TGC Genel Sekreteri Sibel Güneş açılışta, Burhan Arpad'ın özgeçmişiyle ilgili şu bilgiyi verdi: "1910 yılında Mudanya'da dünyaya gelen Burhan Arpad, Rehber-i Tahsil Numune Mektebi ve Orta Ticaret Mektebi'nden mezun olduktan sonra 1936 yılında Vakit gazetesinde gazetecilik mesleğine başladı. Daha sonra sırasıyla Uyanış dergisinde, Kurun dergisinde, İleri, İstiklal, Tan, Cumhuriyet, Memleket, Hürriyet, Vatan ve Cumhuriyet gazetelerinde muhabir, istihbarat şefi, yazar olarak mesleğini sürdürdü. Burhan Arpad, haber ve fıkra dallarında 4 kez ödül kazandı. 'Şehir', 'Taşı Toprağı', 'Yeditepe Olayları', 'Alnımdaki Bıçak Yarası', 'Hesaplaşma', 'Yokedilen İstanbul', 'Gezi Günlüğü' ve 'Direklerarası' isimli kitapları yayımlandı. Ayrıca 30'u aşkın çevirisi bulunuyor. Burhan Arpad, Bulgaristan Cumhuriyeti Kyryl Kardeşler Kültür Nişanı, Federal Almanya Cumhuriyeti (Altın) Birinci Derece Liyakat Madalyası ve Avusturya Cumhuriyeti Bilim ve Sanat İçin Birinci Derece Onur (Altın) Madalyası aldı. 3 Aralık 1994'te vefat etti. Burhan Arpad'ı sevgi ve saygıyla anıyoruz."
*
OĞLU Ahmet Arpad, Almanya'dan bu anma toplantısı için gelmişti. O da baba mesleğini seçmiş ve çevirmen olmuştu. Geçen yılki Talât Sait Halman çeviri ödülünü kazanmıştı.
Konuşmasına şu cümleyle başladı: "Babam savaş karşıtı yazarları çevirmeye özen gösterirdi. Babam, fabrikada işçi olarak çalışırken 1.5 yıl öğle tatillerinde ders alarak Almanca öğrendi. Yaşadığı dönemde baskı gören Behice Boran, Sabahattin Ali, Ruhi Su gibi dostlarına destek verdi. Cezaevinde ziyarete gitti, açıklamalar yaptı. Örnek bir insan ve babaydı, beni çeviri alanına yönelten babamdır. Annem ve babam her akşam ya sinemaya ya tiyatroya giderlerdi, bizi de götürürlerdi."

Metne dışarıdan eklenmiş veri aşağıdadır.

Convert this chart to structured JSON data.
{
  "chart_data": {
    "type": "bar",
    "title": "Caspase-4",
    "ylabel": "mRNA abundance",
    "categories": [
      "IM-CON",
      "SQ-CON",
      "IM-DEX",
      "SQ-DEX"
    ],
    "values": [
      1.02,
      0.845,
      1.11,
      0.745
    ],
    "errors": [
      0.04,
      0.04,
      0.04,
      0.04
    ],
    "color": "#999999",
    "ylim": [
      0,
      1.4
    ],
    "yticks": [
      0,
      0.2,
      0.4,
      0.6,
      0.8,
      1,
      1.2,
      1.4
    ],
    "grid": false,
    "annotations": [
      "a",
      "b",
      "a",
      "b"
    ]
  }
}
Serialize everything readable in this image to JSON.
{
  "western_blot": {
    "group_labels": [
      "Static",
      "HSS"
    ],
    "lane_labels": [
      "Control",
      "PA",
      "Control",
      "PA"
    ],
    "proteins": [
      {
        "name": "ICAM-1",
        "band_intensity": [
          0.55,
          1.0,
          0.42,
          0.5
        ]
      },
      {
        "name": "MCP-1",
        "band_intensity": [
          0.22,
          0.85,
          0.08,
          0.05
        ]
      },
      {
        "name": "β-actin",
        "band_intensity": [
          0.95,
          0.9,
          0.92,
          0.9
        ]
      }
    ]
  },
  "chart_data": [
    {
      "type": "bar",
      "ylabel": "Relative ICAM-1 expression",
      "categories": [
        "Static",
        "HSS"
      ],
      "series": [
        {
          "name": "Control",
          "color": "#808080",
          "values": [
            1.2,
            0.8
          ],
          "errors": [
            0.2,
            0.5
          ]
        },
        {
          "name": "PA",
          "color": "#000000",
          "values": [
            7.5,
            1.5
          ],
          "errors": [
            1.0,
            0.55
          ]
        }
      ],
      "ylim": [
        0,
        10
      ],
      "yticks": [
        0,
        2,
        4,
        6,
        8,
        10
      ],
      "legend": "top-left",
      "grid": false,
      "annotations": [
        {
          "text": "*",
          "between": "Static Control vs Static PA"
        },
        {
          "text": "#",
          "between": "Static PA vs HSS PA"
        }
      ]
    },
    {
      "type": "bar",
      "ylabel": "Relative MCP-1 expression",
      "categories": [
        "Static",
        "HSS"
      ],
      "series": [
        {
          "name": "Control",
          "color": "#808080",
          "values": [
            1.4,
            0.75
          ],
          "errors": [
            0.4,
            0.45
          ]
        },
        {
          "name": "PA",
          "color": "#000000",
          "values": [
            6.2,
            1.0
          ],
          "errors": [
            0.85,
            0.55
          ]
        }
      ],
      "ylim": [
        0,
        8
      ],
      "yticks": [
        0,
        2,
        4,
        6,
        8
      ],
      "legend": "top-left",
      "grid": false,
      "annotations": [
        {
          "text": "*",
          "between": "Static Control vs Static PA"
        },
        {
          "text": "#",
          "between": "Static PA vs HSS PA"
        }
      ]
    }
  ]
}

Diğer konuşmacılar da şunları söyledi:
- Orhan Erinç: "Çok önemli bir İstanbul yazarıydı. Günlük yazılarında İstanbul'da betonlaşmadan şikâyet ederdi. İstanbul'da ilk yapılan beton bloklar Levazım Sitesi'ydi. Yapılmaması için çok çaba harcadı."

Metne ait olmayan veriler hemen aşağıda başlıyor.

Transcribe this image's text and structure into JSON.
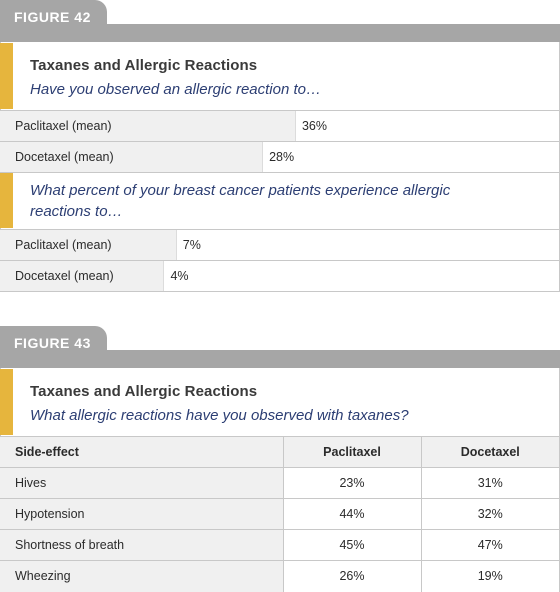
{
  "figure42": {
    "tab": "FIGURE 42",
    "title": "Taxanes and Allergic Reactions",
    "question1": "Have you observed an allergic reaction to…",
    "question2": "What percent of your breast cancer patients experience allergic reactions to…"
  },
  "figure43": {
    "tab": "FIGURE 43",
    "title": "Taxanes and Allergic Reactions",
    "question": "What allergic reactions have you observed with taxanes?"
  },
  "colors": {
    "accent": "#e6b53d",
    "tab": "#a6a6a6",
    "question_text": "#2c3e73",
    "row_fill": "#f0f0f0"
  },
  "chart_data": [
    {
      "type": "bar",
      "orientation": "horizontal",
      "title": "Have you observed an allergic reaction to…",
      "categories": [
        "Paclitaxel (mean)",
        "Docetaxel (mean)"
      ],
      "values": [
        36,
        28
      ],
      "value_labels": [
        "36%",
        "28%"
      ],
      "xlim": [
        0,
        100
      ]
    },
    {
      "type": "bar",
      "orientation": "horizontal",
      "title": "What percent of your breast cancer patients experience allergic reactions to…",
      "categories": [
        "Paclitaxel (mean)",
        "Docetaxel (mean)"
      ],
      "values": [
        7,
        4
      ],
      "value_labels": [
        "7%",
        "4%"
      ],
      "xlim": [
        0,
        100
      ]
    },
    {
      "type": "table",
      "title": "What allergic reactions have you observed with taxanes?",
      "columns": [
        "Side-effect",
        "Paclitaxel",
        "Docetaxel"
      ],
      "rows": [
        [
          "Hives",
          "23%",
          "31%"
        ],
        [
          "Hypotension",
          "44%",
          "32%"
        ],
        [
          "Shortness of breath",
          "45%",
          "47%"
        ],
        [
          "Wheezing",
          "26%",
          "19%"
        ]
      ]
    }
  ]
}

- Eray Canberk: "Kitaplarını çok severek okudum. İstanbul'u çok iyi bilir ve yazardı. Bugün yaşasa kentsel dönüşüme karşı çok yazılar yazardı. Bir İstanbul muhafızıydı."

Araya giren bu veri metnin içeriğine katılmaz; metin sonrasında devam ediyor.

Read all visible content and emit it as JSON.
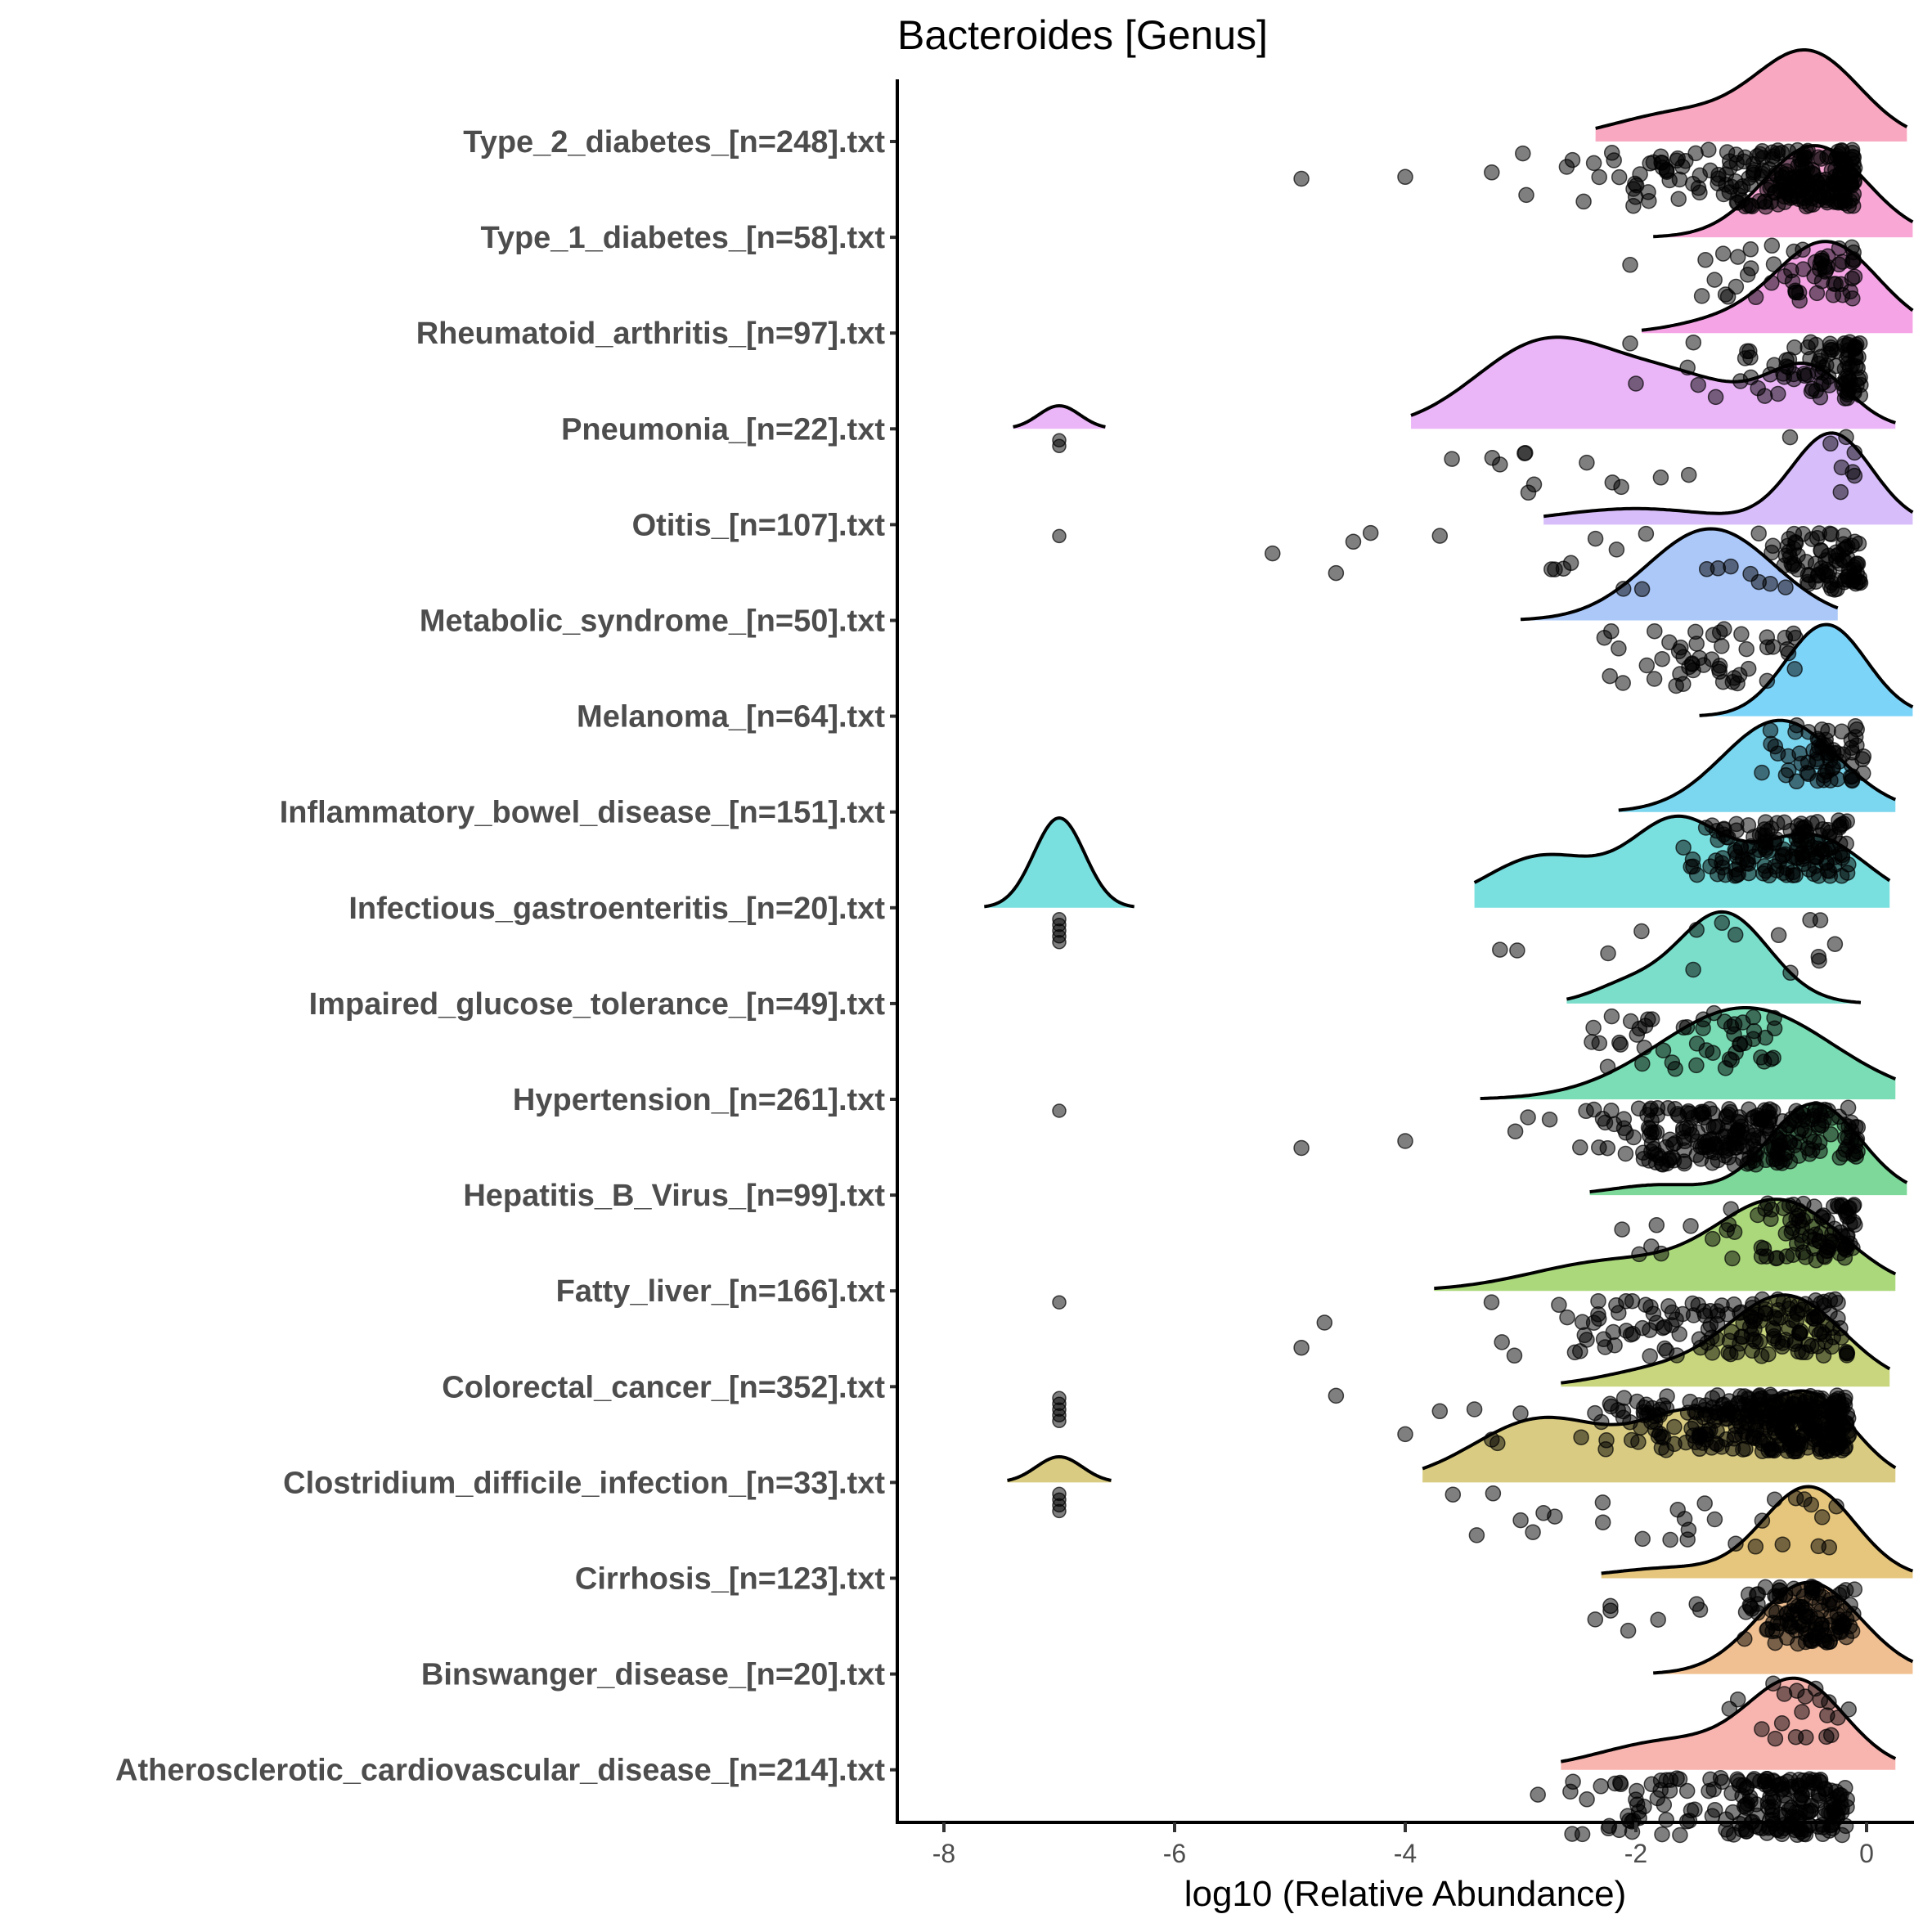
{
  "chart_data": {
    "type": "raincloud",
    "title": "Bacteroides [Genus]",
    "xlabel": "log10 (Relative Abundance)",
    "ylabel": "",
    "xlim": [
      -8.4,
      0.4
    ],
    "x_ticks": [
      -8,
      -6,
      -4,
      -2,
      0
    ],
    "x_tick_labels": [
      "-8",
      "-6",
      "-4",
      "-2",
      "0"
    ],
    "grid": false,
    "legend": "none",
    "point_color": "#000000",
    "point_alpha": 0.5,
    "groups": [
      {
        "label": "Type_2_diabetes_[n=248].txt",
        "n": 248,
        "color": "#F8A8C0",
        "density": [
          {
            "mu": -0.5,
            "sd": 0.45,
            "w": 0.75
          },
          {
            "mu": -1.6,
            "sd": 0.6,
            "w": 0.25
          }
        ],
        "range": [
          -2.35,
          0.35
        ],
        "bulk": [
          -2.6,
          -0.1
        ],
        "outliers": [
          -4.9,
          -4.0,
          -3.25,
          -2.98,
          -2.95,
          -2.6,
          -2.55
        ]
      },
      {
        "label": "Type_1_diabetes_[n=58].txt",
        "n": 58,
        "color": "#F9A8D6",
        "density": [
          {
            "mu": -0.45,
            "sd": 0.45,
            "w": 1.0
          }
        ],
        "range": [
          -1.85,
          0.4
        ],
        "bulk": [
          -1.5,
          -0.1
        ],
        "outliers": [
          -2.05
        ]
      },
      {
        "label": "Rheumatoid_arthritis_[n=97].txt",
        "n": 97,
        "color": "#F5A5E6",
        "density": [
          {
            "mu": -0.35,
            "sd": 0.45,
            "w": 0.9
          },
          {
            "mu": -1.3,
            "sd": 0.4,
            "w": 0.1
          }
        ],
        "range": [
          -1.95,
          0.4
        ],
        "bulk": [
          -1.6,
          -0.05
        ],
        "outliers": [
          -2.05,
          -2.0
        ]
      },
      {
        "label": "Pneumonia_[n=22].txt",
        "n": 22,
        "color": "#EBB6F8",
        "density": [
          {
            "mu": -2.8,
            "sd": 0.6,
            "w": 0.45
          },
          {
            "mu": -1.6,
            "sd": 0.6,
            "w": 0.25
          },
          {
            "mu": -0.5,
            "sd": 0.35,
            "w": 0.3
          }
        ],
        "range": [
          -3.95,
          0.25
        ],
        "bulk": [
          -3.6,
          -0.1
        ],
        "side": {
          "mu": -7.0,
          "sd": 0.18,
          "range": [
            -7.4,
            -6.6
          ],
          "scale": 0.09,
          "points": [
            -7.0,
            -7.0
          ]
        },
        "outliers": []
      },
      {
        "label": "Otitis_[n=107].txt",
        "n": 107,
        "color": "#D7BDF9",
        "density": [
          {
            "mu": -0.3,
            "sd": 0.35,
            "w": 0.85
          },
          {
            "mu": -2.0,
            "sd": 0.7,
            "w": 0.15
          }
        ],
        "range": [
          -2.8,
          0.4
        ],
        "bulk": [
          -2.9,
          -0.05
        ],
        "side": {
          "mu": -7.0,
          "sd": 0.1,
          "range": [
            -7.0,
            -7.0
          ],
          "scale": 0.0,
          "points": [
            -7.0
          ]
        },
        "outliers": [
          -5.15,
          -4.6,
          -4.45,
          -4.3,
          -3.7
        ]
      },
      {
        "label": "Metabolic_syndrome_[n=50].txt",
        "n": 50,
        "color": "#ABC8F8",
        "density": [
          {
            "mu": -1.35,
            "sd": 0.55,
            "w": 1.0
          }
        ],
        "range": [
          -3.0,
          -0.25
        ],
        "bulk": [
          -2.9,
          -0.6
        ],
        "outliers": []
      },
      {
        "label": "Melanoma_[n=64].txt",
        "n": 64,
        "color": "#7DD4F9",
        "density": [
          {
            "mu": -0.35,
            "sd": 0.35,
            "w": 1.0
          }
        ],
        "range": [
          -1.45,
          0.4
        ],
        "bulk": [
          -1.2,
          0.0
        ],
        "outliers": []
      },
      {
        "label": "Inflammatory_bowel_disease_[n=151].txt",
        "n": 151,
        "color": "#7BD6EF",
        "density": [
          {
            "mu": -0.75,
            "sd": 0.5,
            "w": 1.0
          }
        ],
        "range": [
          -2.15,
          0.25
        ],
        "bulk": [
          -2.3,
          -0.15
        ],
        "outliers": []
      },
      {
        "label": "Infectious_gastroenteritis_[n=20].txt",
        "n": 20,
        "color": "#7ADFDF",
        "density": [
          {
            "mu": -2.8,
            "sd": 0.5,
            "w": 0.25
          },
          {
            "mu": -1.65,
            "sd": 0.4,
            "w": 0.4
          },
          {
            "mu": -0.5,
            "sd": 0.5,
            "w": 0.35
          }
        ],
        "range": [
          -3.4,
          0.2
        ],
        "bulk": [
          -3.2,
          -0.15
        ],
        "side": {
          "mu": -7.0,
          "sd": 0.22,
          "range": [
            -7.65,
            -6.35
          ],
          "scale": 0.35,
          "points": [
            -7.0,
            -7.0,
            -7.0,
            -7.0,
            -7.0
          ]
        },
        "outliers": []
      },
      {
        "label": "Impaired_glucose_tolerance_[n=49].txt",
        "n": 49,
        "color": "#7BDECB",
        "density": [
          {
            "mu": -1.25,
            "sd": 0.4,
            "w": 0.85
          },
          {
            "mu": -2.1,
            "sd": 0.3,
            "w": 0.15
          }
        ],
        "range": [
          -2.6,
          -0.05
        ],
        "bulk": [
          -2.4,
          -0.4
        ],
        "outliers": []
      },
      {
        "label": "Hypertension_[n=261].txt",
        "n": 261,
        "color": "#7BDDB5",
        "density": [
          {
            "mu": -1.05,
            "sd": 0.75,
            "w": 1.0
          }
        ],
        "range": [
          -3.35,
          0.25
        ],
        "bulk": [
          -3.6,
          -0.05
        ],
        "side": {
          "mu": -7.0,
          "sd": 0.1,
          "range": [
            -7.0,
            -7.0
          ],
          "scale": 0.0,
          "points": [
            -7.0
          ]
        },
        "outliers": [
          -4.9,
          -4.0
        ]
      },
      {
        "label": "Hepatitis_B_Virus_[n=99].txt",
        "n": 99,
        "color": "#7DD89A",
        "density": [
          {
            "mu": -0.45,
            "sd": 0.4,
            "w": 0.9
          },
          {
            "mu": -1.8,
            "sd": 0.4,
            "w": 0.1
          }
        ],
        "range": [
          -2.4,
          0.35
        ],
        "bulk": [
          -2.5,
          -0.1
        ],
        "outliers": []
      },
      {
        "label": "Fatty_liver_[n=166].txt",
        "n": 166,
        "color": "#ACD87C",
        "density": [
          {
            "mu": -0.75,
            "sd": 0.55,
            "w": 0.75
          },
          {
            "mu": -2.2,
            "sd": 0.7,
            "w": 0.25
          }
        ],
        "range": [
          -3.75,
          0.25
        ],
        "bulk": [
          -4.05,
          -0.15
        ],
        "side": {
          "mu": -7.0,
          "sd": 0.1,
          "range": [
            -7.0,
            -7.0
          ],
          "scale": 0.0,
          "points": [
            -7.0
          ]
        },
        "outliers": [
          -4.9,
          -4.7
        ]
      },
      {
        "label": "Colorectal_cancer_[n=352].txt",
        "n": 352,
        "color": "#C9D67E",
        "density": [
          {
            "mu": -0.7,
            "sd": 0.5,
            "w": 0.85
          },
          {
            "mu": -1.8,
            "sd": 0.5,
            "w": 0.15
          }
        ],
        "range": [
          -2.65,
          0.2
        ],
        "bulk": [
          -2.65,
          -0.15
        ],
        "side": {
          "mu": -7.0,
          "sd": 0.1,
          "range": [
            -7.0,
            -7.0
          ],
          "scale": 0.0,
          "points": [
            -7.0,
            -7.0,
            -7.0,
            -7.0,
            -7.0
          ]
        },
        "outliers": [
          -4.6,
          -4.0,
          -3.7,
          -3.4,
          -3.25,
          -3.2,
          -3.0
        ]
      },
      {
        "label": "Clostridium_difficile_infection_[n=33].txt",
        "n": 33,
        "color": "#D9CC82",
        "density": [
          {
            "mu": -2.8,
            "sd": 0.6,
            "w": 0.3
          },
          {
            "mu": -1.5,
            "sd": 0.45,
            "w": 0.3
          },
          {
            "mu": -0.5,
            "sd": 0.4,
            "w": 0.4
          }
        ],
        "range": [
          -3.85,
          0.25
        ],
        "bulk": [
          -3.6,
          -0.2
        ],
        "side": {
          "mu": -7.0,
          "sd": 0.2,
          "range": [
            -7.45,
            -6.55
          ],
          "scale": 0.1,
          "points": [
            -7.0,
            -7.0,
            -7.0,
            -7.0
          ]
        },
        "outliers": []
      },
      {
        "label": "Cirrhosis_[n=123].txt",
        "n": 123,
        "color": "#E6C67C",
        "density": [
          {
            "mu": -0.5,
            "sd": 0.4,
            "w": 0.9
          },
          {
            "mu": -1.7,
            "sd": 0.5,
            "w": 0.1
          }
        ],
        "range": [
          -2.3,
          0.4
        ],
        "bulk": [
          -2.6,
          -0.1
        ],
        "outliers": []
      },
      {
        "label": "Binswanger_disease_[n=20].txt",
        "n": 20,
        "color": "#F0C092",
        "density": [
          {
            "mu": -0.5,
            "sd": 0.45,
            "w": 1.0
          }
        ],
        "range": [
          -1.85,
          0.4
        ],
        "bulk": [
          -1.6,
          -0.1
        ],
        "outliers": []
      },
      {
        "label": "Atherosclerotic_cardiovascular_disease_[n=214].txt",
        "n": 214,
        "color": "#F8B5B0",
        "density": [
          {
            "mu": -0.6,
            "sd": 0.42,
            "w": 0.75
          },
          {
            "mu": -1.7,
            "sd": 0.6,
            "w": 0.25
          }
        ],
        "range": [
          -2.65,
          0.25
        ],
        "bulk": [
          -2.6,
          -0.15
        ],
        "outliers": [
          -2.85
        ]
      }
    ]
  }
}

Fahri Aral da 1974-1978 yılları arasında MAY Yayınları'nca bütün eserlerini bastığını, basım süresince yaşadıklarını anlattı.
O yıllarda tanıdığı Arpad'ın titizliğinin yanı sıra biraz da huysuz ve inatçı olduğunu, özellikle 'Taşı Toprağı Altun' adlı kitapta 'altun' kelimesindeki 'u'nun kullanımı konusunda çekiştiklerini ve eğer kelime 'u' ile kullanılmazsa kitabı çekeceğini hatırladığını anlattı. Arpad 'ın MAY Yayınları'nın sahibi Mehmet Ali Yalçın'la olan sıkı dostluğunu vurguladı. Yalçın'ın yayıncıların o yıllarda had safhaya gelen kâğıt sorununu görüşmek üzere gittiği Ankara'da bakanın odasının kapısında kalp krizi ile yaşama veda ettiğini, aslında bu anlamda bir 'görev şehidi' olduğunu ifade ederken, Burhan Arpad'ın bu ölüm üzerine Cumhuriyet'te yazdığı yazıdan pasajlar okudu.
*
BURHAN ARPAD'ın İstanbul yazılarını yeniden okuyalım. Bugünkü inşaat histerisini bir kez daha üzülerek eleştirelim.